Increase training speed by testing different techniques

TunnRL / TunnRL_TBM_maintenance

Working repository for the code of the TunnRL TBM project

MIT License

1 stars 0 forks source link

Open tfha opened 2 years ago

tfha commented 2 years ago

Profiling code for time with profiling techniques to find the parts to optimize (cProfiler etc.): https://machinelearningmastery.com/profiling-python-code/
MKL:
Running on NGI Odin Machine
Running on Azure cloud (if its available for use in our NGI Azure cloud) or AWS/Google cloud etc.
Sharing database and optuna optimize from many machines against the same database-files
Make it possible to automatically kick off the number of processes as the number of cpus on a machine, ie. parallelization:
- https://wiki.python.org/moin/ParallelProcessing
- https://mpi4py.readthedocs.io/en/stable/

tfha commented 2 years ago

Number 3, 5 and 6 are now tested and ok.

tfha commented 2 years ago

Point 2 is already implemented in existing libraries

tfha commented 2 years ago

A report from profiling the train_agent method. This highlights a number of processes to handle.

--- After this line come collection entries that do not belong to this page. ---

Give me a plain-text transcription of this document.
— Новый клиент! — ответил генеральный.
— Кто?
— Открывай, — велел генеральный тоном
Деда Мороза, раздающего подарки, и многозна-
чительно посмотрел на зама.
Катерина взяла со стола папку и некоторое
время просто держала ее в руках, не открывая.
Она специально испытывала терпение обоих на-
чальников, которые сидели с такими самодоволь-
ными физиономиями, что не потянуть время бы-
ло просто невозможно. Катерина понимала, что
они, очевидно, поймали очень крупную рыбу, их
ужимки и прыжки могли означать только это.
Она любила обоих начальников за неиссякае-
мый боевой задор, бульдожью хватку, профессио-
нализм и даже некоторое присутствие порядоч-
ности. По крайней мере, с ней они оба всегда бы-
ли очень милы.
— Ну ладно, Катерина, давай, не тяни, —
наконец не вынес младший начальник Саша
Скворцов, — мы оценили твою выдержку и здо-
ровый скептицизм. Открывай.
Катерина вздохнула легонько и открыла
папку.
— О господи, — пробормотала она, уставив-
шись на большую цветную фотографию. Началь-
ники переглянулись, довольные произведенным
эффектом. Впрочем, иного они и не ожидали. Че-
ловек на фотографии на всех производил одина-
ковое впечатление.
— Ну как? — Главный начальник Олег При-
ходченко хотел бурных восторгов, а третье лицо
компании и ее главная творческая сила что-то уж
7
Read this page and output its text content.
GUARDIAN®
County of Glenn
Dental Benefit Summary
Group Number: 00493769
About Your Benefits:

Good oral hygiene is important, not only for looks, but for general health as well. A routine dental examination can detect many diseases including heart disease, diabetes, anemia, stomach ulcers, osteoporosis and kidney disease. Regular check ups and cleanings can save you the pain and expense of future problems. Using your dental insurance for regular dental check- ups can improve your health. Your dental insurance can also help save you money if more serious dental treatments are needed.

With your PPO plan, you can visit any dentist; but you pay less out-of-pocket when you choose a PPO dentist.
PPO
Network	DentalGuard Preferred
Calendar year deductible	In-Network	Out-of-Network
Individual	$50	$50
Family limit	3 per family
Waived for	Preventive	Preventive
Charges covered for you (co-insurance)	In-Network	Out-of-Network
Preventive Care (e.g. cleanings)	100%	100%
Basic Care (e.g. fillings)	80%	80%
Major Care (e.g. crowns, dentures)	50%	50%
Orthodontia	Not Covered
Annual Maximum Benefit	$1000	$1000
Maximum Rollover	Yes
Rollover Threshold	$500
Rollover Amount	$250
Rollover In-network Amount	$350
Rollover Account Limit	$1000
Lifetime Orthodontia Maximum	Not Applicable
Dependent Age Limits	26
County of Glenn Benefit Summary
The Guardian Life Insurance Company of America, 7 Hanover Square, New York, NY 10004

Some thoughts of signifcant processes that takes time:

the implement_action method takes considerable time, 21 seconds to run the 50 000 times it is called. There might be something we can do with the loop in the function.
the step function. Perhaps there are ways to reduce the time.
the evaluate_policy function. Perhaps we should consider to reduce the number of episodes to evaluate
collect_rollouts function in SB3. I found out that this function controls the callbacks. So the callbacks takes a significant amount of time.
In the end it is the learn method, but I guess we cannot do much about that.

tfha commented 2 years ago

I have tested running on Azure but this did not work properly and I will try ones more with some new advices.